In case you missed the last issue, our most recent sale recommendation--Time, Inc.--resulted in 45% stock profit for Turnaround Letter readers. We added this mid-cap print and digital media icon to our active portfolio in November 2016, when its stock price was approaching all-time lows. Despite its roster of highly-valuable brands, the company had struggled to adapt to a Web-based business model and its aggressive belt-tightening effort was offset by Time's spending on digital-based operations.

With the sting of Wall Street disdain battering its stock, we saw promising value investing opportunity here and felt its depreciated price failed to reflect Time's implementation of several important changes that indicated that a successful turnaround was in the works--including senior management changes.
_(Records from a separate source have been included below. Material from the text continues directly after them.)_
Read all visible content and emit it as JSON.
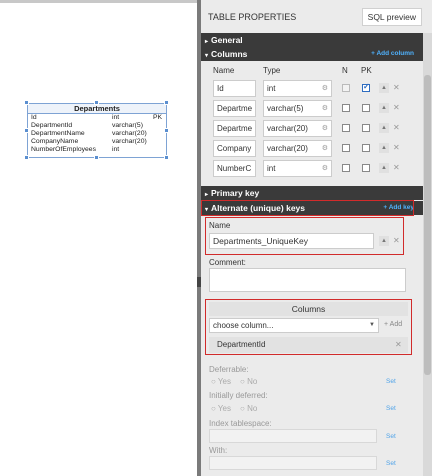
{
  "entity": {
    "title": "Departments",
    "rows": [
      {
        "name": "Id",
        "type": "int",
        "key": "PK"
      },
      {
        "name": "DepartmentId",
        "type": "varchar(5)",
        "key": ""
      },
      {
        "name": "DepartmentName",
        "type": "varchar(20)",
        "key": ""
      },
      {
        "name": "CompanyName",
        "type": "varchar(20)",
        "key": ""
      },
      {
        "name": "NumberOfEmployees",
        "type": "int",
        "key": ""
      }
    ]
  },
  "panel": {
    "title": "TABLE PROPERTIES",
    "sql_preview": "SQL preview"
  },
  "sections": {
    "general": "General",
    "columns": "Columns",
    "columns_add": "+ Add column",
    "primary_key": "Primary key",
    "alternate_keys": "Alternate (unique) keys",
    "alternate_add": "+ Add key"
  },
  "columns_table": {
    "headers": {
      "name": "Name",
      "type": "Type",
      "n": "N",
      "pk": "PK"
    },
    "rows": [
      {
        "name": "Id",
        "type": "int",
        "n": false,
        "n_disabled": true,
        "pk": true
      },
      {
        "name": "Departme",
        "type": "varchar(5)",
        "n": false,
        "n_disabled": false,
        "pk": false
      },
      {
        "name": "Departme",
        "type": "varchar(20)",
        "n": false,
        "n_disabled": false,
        "pk": false
      },
      {
        "name": "Company",
        "type": "varchar(20)",
        "n": false,
        "n_disabled": false,
        "pk": false
      },
      {
        "name": "NumberC",
        "type": "int",
        "n": false,
        "n_disabled": false,
        "pk": false
      }
    ]
  },
  "alt_key": {
    "name_label": "Name",
    "name_value": "Departments_UniqueKey",
    "comment_label": "Comment:",
    "columns_header": "Columns",
    "choose_placeholder": "choose column...",
    "add_label": "+ Add",
    "selected_column": "DepartmentId",
    "deferrable_label": "Deferrable:",
    "initially_deferred_label": "Initially deferred:",
    "yes": "Yes",
    "no": "No",
    "index_tablespace_label": "Index tablespace:",
    "with_label": "With:",
    "set": "Set"
  }
}
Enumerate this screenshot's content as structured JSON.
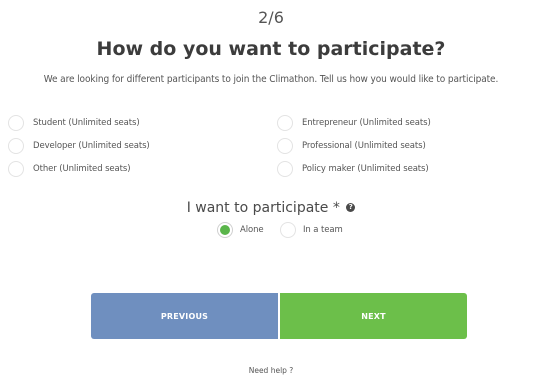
{
  "header": {
    "step": "2/6",
    "title": "How do you want to participate?",
    "subtitle": "We are looking for different participants to join the Climathon. Tell us how you would like to participate."
  },
  "participant_types": {
    "left": [
      {
        "label": "Student (Unlimited seats)",
        "checked": false
      },
      {
        "label": "Developer (Unlimited seats)",
        "checked": false
      },
      {
        "label": "Other (Unlimited seats)",
        "checked": false
      }
    ],
    "right": [
      {
        "label": "Entrepreneur (Unlimited seats)",
        "checked": false
      },
      {
        "label": "Professional (Unlimited seats)",
        "checked": false
      },
      {
        "label": "Policy maker (Unlimited seats)",
        "checked": false
      }
    ]
  },
  "participation_mode": {
    "question": "I want to participate",
    "required_mark": "*",
    "help_icon": "?",
    "options": [
      {
        "label": "Alone",
        "checked": true
      },
      {
        "label": "In a team",
        "checked": false
      }
    ]
  },
  "navigation": {
    "previous_label": "PREVIOUS",
    "next_label": "NEXT",
    "help_label": "Need help ?"
  },
  "colors": {
    "previous_button": "#6f8fbf",
    "next_button": "#6cbf4a",
    "radio_checked": "#5ab54a"
  }
}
We also liked that Time felt further pressure to improve its strategy, execution and capital allocation as a result of activist investor JANA Partners' 5% stake. Putnam told investors, "The new executive leadership combined with the presence of an activist shareholder provides a lot of encouragement that the company will soon begin to generate more value from its iconic brands."

In addition to these positive indicators, Time's financials at the time of the purchase recommendation remained solid, with strong cash flow, low debt levels and generous 5.8% dividend yield.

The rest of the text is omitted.